I would go a bit farther and ask, What have such judgments to do with fact? The notion that racial preferences reduce “racial division” makes about as much sense as saying that religious or sectarian favoritism reduces religious strife.

In this regard, a recent critical review of Thomas Sowell’s AFFIRMATIVE ACTION AROUND THE WORLD: AN EMPIRICAL STUDY (Yale, 2004), while challenging much of Sowell’s interpretation, nevertheless agreed with his central finding:

In tallying up the consequences of affirmative action in the United States, India, Malaysia, Sri Lanka, and Nigeria, Sowell finds little to be happy about. In one country after another negative consequences of affirmative action far outpace anything that might be considered positive….

The strongest indictment against affirmative action policies has been the intergroup polarization and conflict that they have engendered. [Emphasis added]

Say What? (3)

  1. K September 19, 2005 at 3:21 pm | | Reply

    I’m glad to see that someone makes the obvious objection to the idea of the “living constitution”.

    If the constitution changes according to the views of judges about some needs, wants, and desires of the people then why did the framers include an amendment process?

    With a living constitution no amendment process is needed. And no amendment can mean anything anyway until judges like it.

  2. Michelle Dulak Thomson September 19, 2005 at 5:09 pm | | Reply

    John, I remember Sowell using just those nations as examples in a book called Preferential Policies, maybe a decade ago. The pattern was remarkably consistent from one country or province to the next: majority ethnic group resents superior economic performance of smaller ethnic group (often though not always originally an immigrant group — the Chinese diaspora figures in many of his examples in this role) and tries to handicap it by giving various official preferences to the majority; the smaller group rebels and, in many cases, turns to violence. To read his account, the Sri Lankan civil war (which even now isn’t exactly what you’d call “over”) was practically speaking a war over governmental preferences for the Sinhalese.

    And again and again, Sowell writes, the crux is education — strict quotas on slots for “unfavored” minorities, requirements that entrance exams be given, and classes taught, only in the majority language (reasonable enough in this country, but hardly in Sri Lanka or India); &c. We may have much bitterness over affirmative action here, but what Sowell describes in Sri Lanka, in Malaysia, and in his several Indian case studies is in a very different league.

    The really useful thing about that book to me (and I would assume the new one is along the same lines) was in pointing out a few things that should have been obvious, but weren’t.
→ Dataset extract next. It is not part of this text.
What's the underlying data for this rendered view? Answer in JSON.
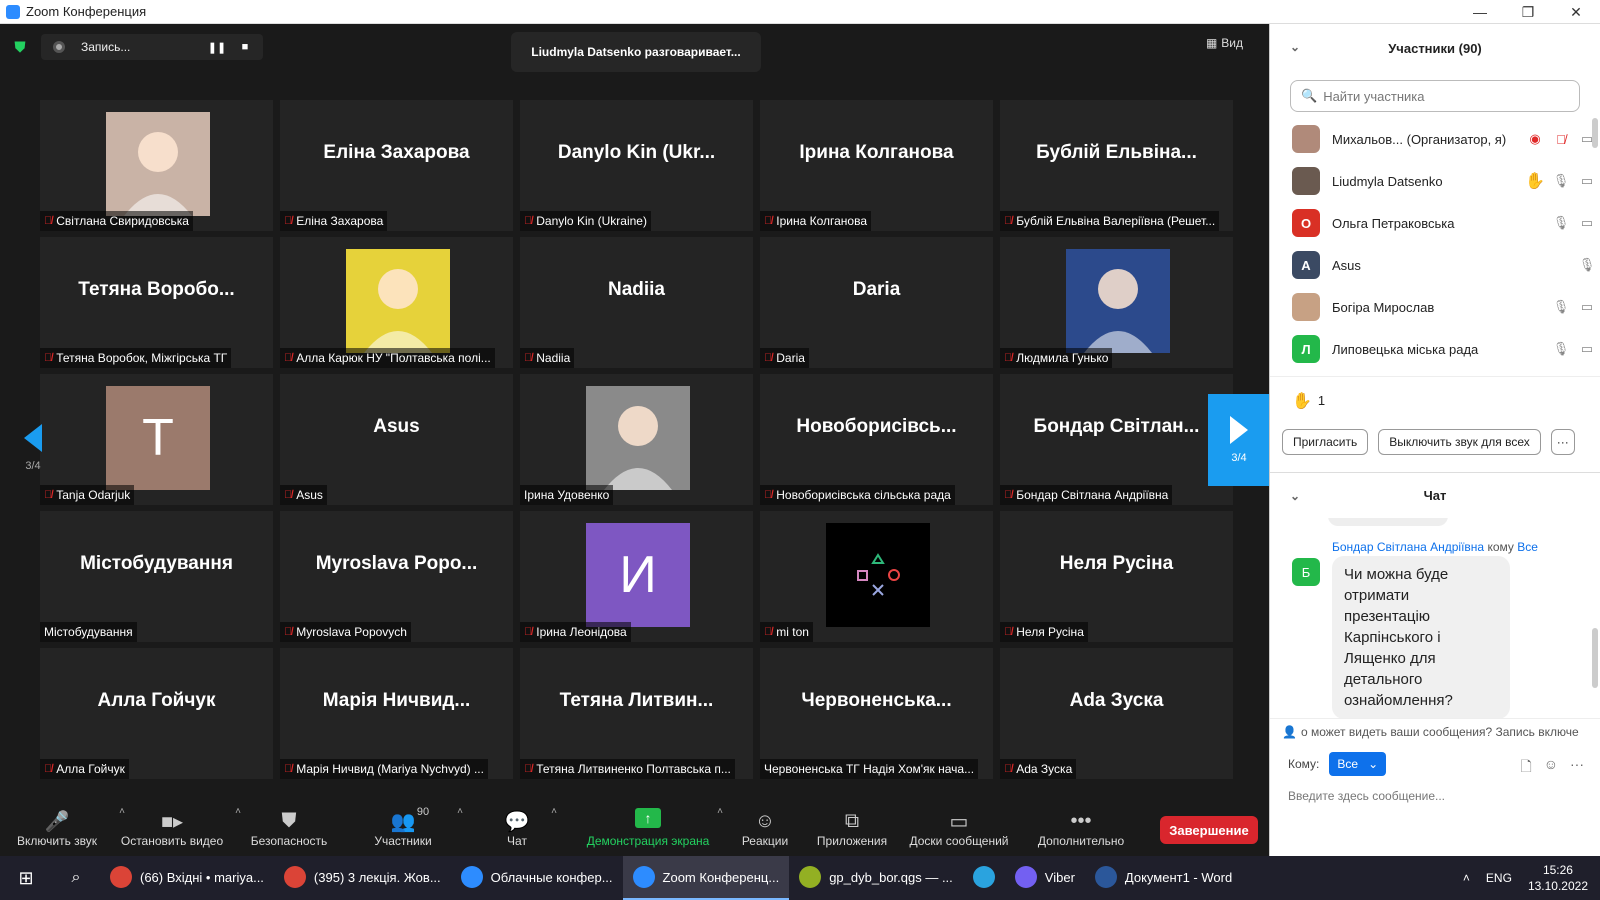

    (1) That preferences enacted by a dominant majority on behalf of itself don’t betray an attitude of racial superiority towards the despised “others”; quite the contrary. You don’t give yourself a head start in a race against a lame man.

    (2) That it usually is the majority defending itself against the minority’s superior performance, because the majority (or some member(s) of it) generally holds the political power. Jim Crow, in other words, is the usual pattern, not the exception. Our current compensatory version of AA is the exception.

    (3) That most such policies don’t involve blacks vs. whites, but one non-white group vs. another. It’s obvious that the system of preferences in India alone directly affects a number of people much greater than the population of the United States.

    Anyway, I look forward to reading the new book, and thanks for bringing it to our attention.

  3. John Rosenberg September 19, 2005 at 8:36 pm | | Reply

    Michelle — Good points all. The one thing this book seems to emphasize (I don’t recall whether it was in the last one as well) is that a preponderance of the goods bestowed by preferences (univ. admissions, jobs, etc.) always, country to country, go to the most “advantaged” of the “disadvantaged” group receiving the preference — something on the order of the top 10% of the preferred group receiving over 50% of the benefits going to the group. The international equivalent of the sons and daughters of black physicians receiving preferential admissions, etc.